You have 1 Production to spend this turn:
[] Erect menhirs to clearly mark the lands the Valley People claim for all to see. (Cost: 2 Production per map hex)
[] Train some of you workers in other trades. (Cost: 1 Production per Pop)
-[] Train Hunters
--[] Heavy Infantry
--[] Regular Infantry
--[] Light Infantry
--[] Archers
-[] Train Artisans
-[] Train Bone Tenders
[] Increase resource gathering slots.
-[] More orchards (Cost: 1 Production)
-[] More fishing boats (Cost: 1 Production)
-[] More cattle pens (Cost: 1 Production)
-[] Expand the clay pits (Cost: 1 Production)
-[] Expand the logging camps (Cost: 1 Production)
-[] Expand the obsidian mine (Cost: 2 Production)
-[] Expand the limestone quarry (Cost: 2 Production)
-[] Build a silver mine (Cost: 3 Production)
Note: This just increases the available slots.

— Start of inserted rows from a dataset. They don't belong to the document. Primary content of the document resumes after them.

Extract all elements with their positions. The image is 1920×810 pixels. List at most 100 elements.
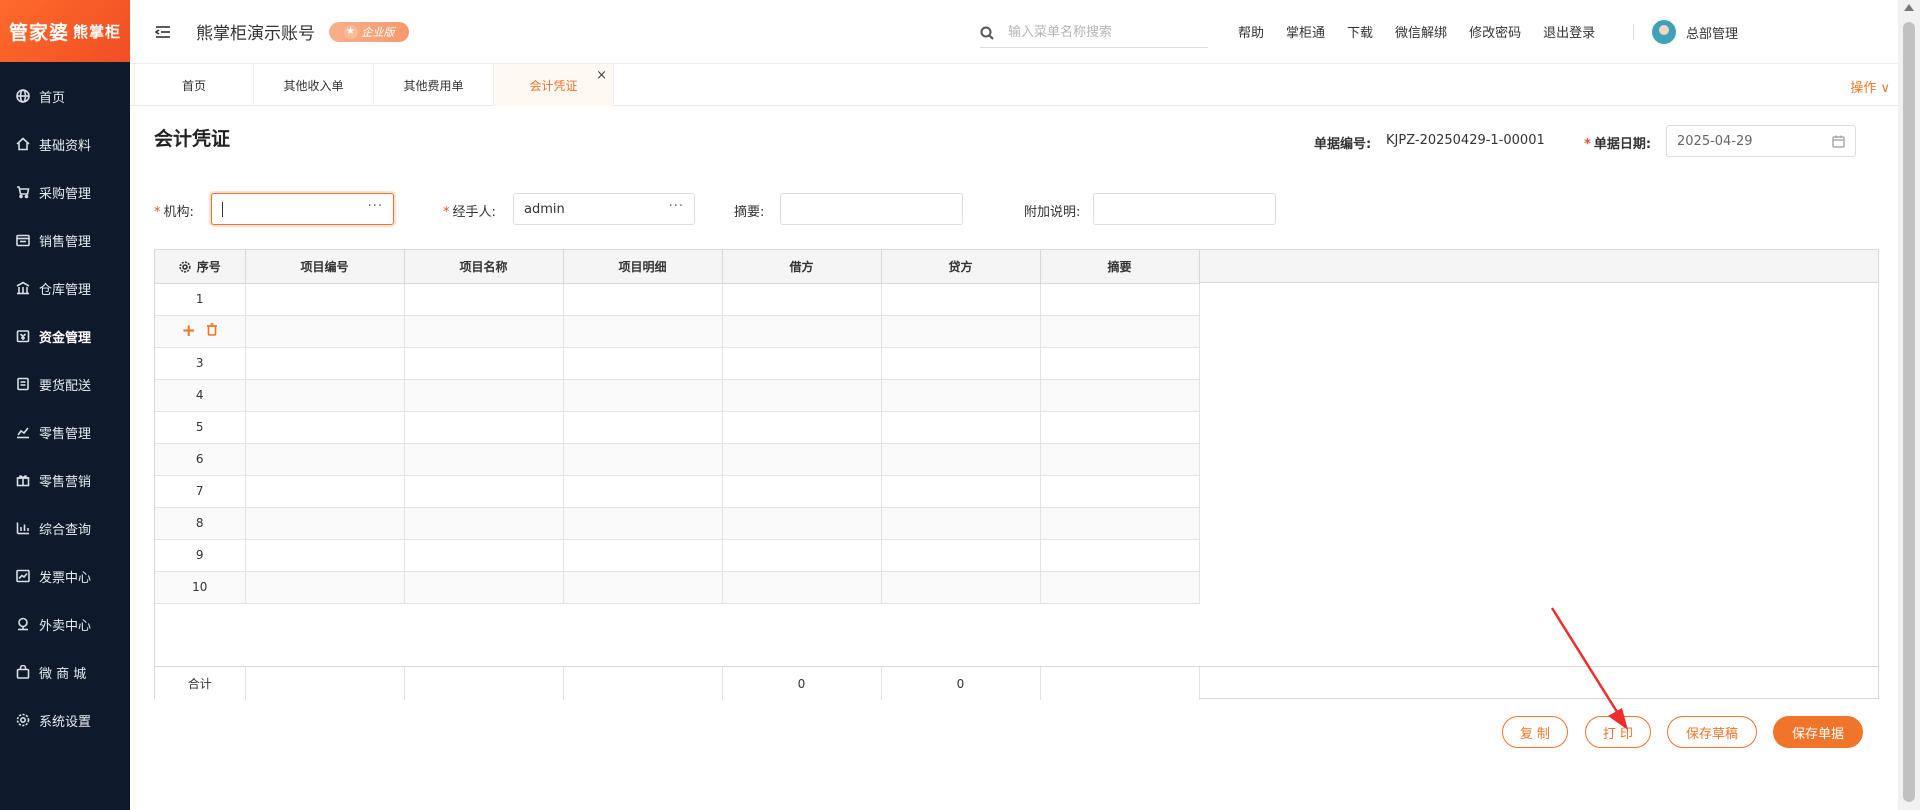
table-cell[interactable] — [563, 411, 723, 444]
sidebar-item[interactable]: 销售管理 — [0, 216, 130, 264]
table-cell[interactable] — [563, 379, 723, 412]
table-cell[interactable] — [722, 283, 882, 316]
table-cell[interactable] — [404, 507, 564, 540]
sidebar-item[interactable]: 要货配送 — [0, 360, 130, 408]
zhanggui-link[interactable]: 掌柜通 — [1286, 22, 1325, 41]
table-cell[interactable] — [881, 379, 1041, 412]
table-cell[interactable] — [1040, 347, 1200, 380]
table-cell[interactable] — [1040, 507, 1200, 540]
help-link[interactable]: 帮助 — [1238, 22, 1264, 41]
table-cell[interactable] — [881, 283, 1041, 316]
table-cell[interactable] — [722, 315, 882, 348]
tab-home[interactable]: 首页 — [134, 64, 254, 106]
table-cell[interactable] — [881, 539, 1041, 572]
calendar-icon[interactable] — [1832, 135, 1845, 148]
table-cell[interactable] — [563, 571, 723, 604]
sidebar-item[interactable]: 微 商 城 — [0, 648, 130, 696]
table-cell[interactable] — [245, 443, 405, 476]
summary-input[interactable] — [780, 193, 963, 225]
table-cell[interactable] — [245, 539, 405, 572]
tab-accounting-voucher[interactable]: 会计凭证 × — [494, 64, 614, 106]
table-cell[interactable] — [881, 443, 1041, 476]
table-cell[interactable] — [1040, 475, 1200, 508]
table-cell[interactable] — [563, 315, 723, 348]
copy-button[interactable]: 复 制 — [1502, 716, 1568, 748]
table-cell[interactable] — [722, 443, 882, 476]
table-cell[interactable] — [404, 475, 564, 508]
table-row[interactable]: 9 — [155, 539, 1200, 572]
logo[interactable]: 管家婆 熊掌柜 — [0, 0, 130, 62]
tab-other-income[interactable]: 其他收入单 — [254, 64, 374, 106]
sidebar-item[interactable]: 资金管理 — [0, 312, 130, 360]
table-row[interactable]: 4 — [155, 379, 1200, 412]
table-cell[interactable] — [881, 315, 1041, 348]
sidebar-item[interactable]: 基础资料 — [0, 120, 130, 168]
sidebar-item[interactable]: 零售管理 — [0, 408, 130, 456]
gear-icon[interactable] — [179, 261, 191, 273]
table-cell[interactable] — [881, 411, 1041, 444]
print-button[interactable]: 打 印 — [1585, 716, 1651, 748]
table-cell[interactable] — [1040, 283, 1200, 316]
sidebar-item[interactable]: 采购管理 — [0, 168, 130, 216]
add-row-icon[interactable]: + — [182, 322, 196, 340]
page-scrollbar[interactable] — [1898, 0, 1920, 810]
sidebar-item[interactable]: 仓库管理 — [0, 264, 130, 312]
scroll-thumb[interactable] — [1903, 22, 1915, 802]
table-cell[interactable] — [563, 507, 723, 540]
avatar[interactable] — [1652, 20, 1676, 44]
table-cell[interactable] — [404, 443, 564, 476]
table-row[interactable]: 10 — [155, 571, 1200, 604]
search-icon[interactable] — [980, 26, 994, 40]
table-cell[interactable] — [563, 443, 723, 476]
sidebar-item[interactable]: 综合查询 — [0, 504, 130, 552]
change-password-link[interactable]: 修改密码 — [1469, 22, 1521, 41]
table-cell[interactable] — [881, 507, 1041, 540]
table-cell[interactable] — [245, 475, 405, 508]
org-picker-icon[interactable]: ··· — [368, 199, 383, 214]
user-menu[interactable]: 总部管理 — [1652, 20, 1738, 44]
table-row[interactable]: + — [155, 315, 1200, 348]
table-cell[interactable] — [1040, 411, 1200, 444]
save-button[interactable]: 保存单据 — [1773, 716, 1863, 748]
table-cell[interactable] — [404, 283, 564, 316]
sidebar-item[interactable]: 外卖中心 — [0, 600, 130, 648]
user-name[interactable]: 总部管理 — [1686, 23, 1738, 42]
table-cell[interactable] — [722, 475, 882, 508]
table-cell[interactable] — [722, 507, 882, 540]
table-cell[interactable] — [1040, 571, 1200, 604]
table-cell[interactable] — [404, 539, 564, 572]
actions-dropdown[interactable]: 操作 ∨ — [1850, 77, 1890, 96]
table-cell[interactable] — [245, 411, 405, 444]
delete-row-icon[interactable] — [206, 323, 218, 339]
download-link[interactable]: 下载 — [1347, 22, 1373, 41]
table-cell[interactable] — [404, 411, 564, 444]
table-cell[interactable] — [245, 315, 405, 348]
table-cell[interactable] — [1040, 379, 1200, 412]
table-row[interactable]: 8 — [155, 507, 1200, 540]
table-cell[interactable] — [563, 283, 723, 316]
sidebar-item[interactable]: 首页 — [0, 72, 130, 120]
handler-input[interactable]: admin ··· — [513, 193, 695, 225]
col-seq[interactable]: 序号 — [155, 250, 246, 284]
table-cell[interactable] — [722, 539, 882, 572]
table-cell[interactable] — [563, 539, 723, 572]
table-cell[interactable] — [722, 411, 882, 444]
table-cell[interactable] — [1040, 315, 1200, 348]
table-cell[interactable] — [245, 507, 405, 540]
sidebar-item[interactable]: 系统设置 — [0, 696, 130, 744]
table-cell[interactable] — [722, 571, 882, 604]
table-row[interactable]: 5 — [155, 411, 1200, 444]
sidebar-item[interactable]: 零售营销 — [0, 456, 130, 504]
table-cell[interactable] — [245, 283, 405, 316]
handler-picker-icon[interactable]: ··· — [669, 199, 684, 214]
table-cell[interactable] — [404, 571, 564, 604]
doc-date-input[interactable]: 2025-04-29 — [1666, 125, 1856, 157]
close-icon[interactable]: × — [596, 68, 607, 83]
table-row[interactable]: 7 — [155, 475, 1200, 508]
table-row[interactable]: 6 — [155, 443, 1200, 476]
table-row[interactable]: 3 — [155, 347, 1200, 380]
tab-other-expense[interactable]: 其他费用单 — [374, 64, 494, 106]
table-cell[interactable] — [563, 347, 723, 380]
table-cell[interactable] — [1040, 443, 1200, 476]
scroll-up-icon[interactable] — [1904, 4, 1914, 11]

You still have to assign workers before something is produced.
[] Create a new village to claim more land for the Valley People. (Cost: 1 Production per Pop settled in the new village.)
-[] Write-In which Pops to settle there.
-[] Write-In where to build the village.
-[] Immediately build a palisade around the village. (Cost: 3 Production, new village must have at least 3 Pops)
You have 1 Culture to spend this turn:
[] Attempt to change a Pops culture to Valley People.
-[] Write-In which Pop
-[] Write-In how much Culture to spend.
[] Try to influence a faction.
-[] Write-In which faction.
-[] Write-In goal.
-[] Write-In how much Culture to spend.
Pick an action for the High Council:
[] Gain +1 Production to spend this turn.
[] Gain +1 Culture to spend this turn.
[] Send a diplomat to someone.
-[] Write-In target of the visit.
-[] Write-In goal of the visit.
[] Support the White Clans in establishing their first village. (Gives +1 Production to the White Clans)
-[] Offer further assistance: Write-In
Others:
[] (Optional) Change the focus of the Pilgrim Village.
-[] Encourage own culture. (+1 Valley People Culture in Greenvalley)
-[] Encourage White Clans culture. (+1 White Clans Culture in Greenvalley)
-[] Bring Valley People Culture to the White Clans. (+1 Valley People Culture in the White Clans) - Current focus
AN: You might remember the drill. Plan-voting only please.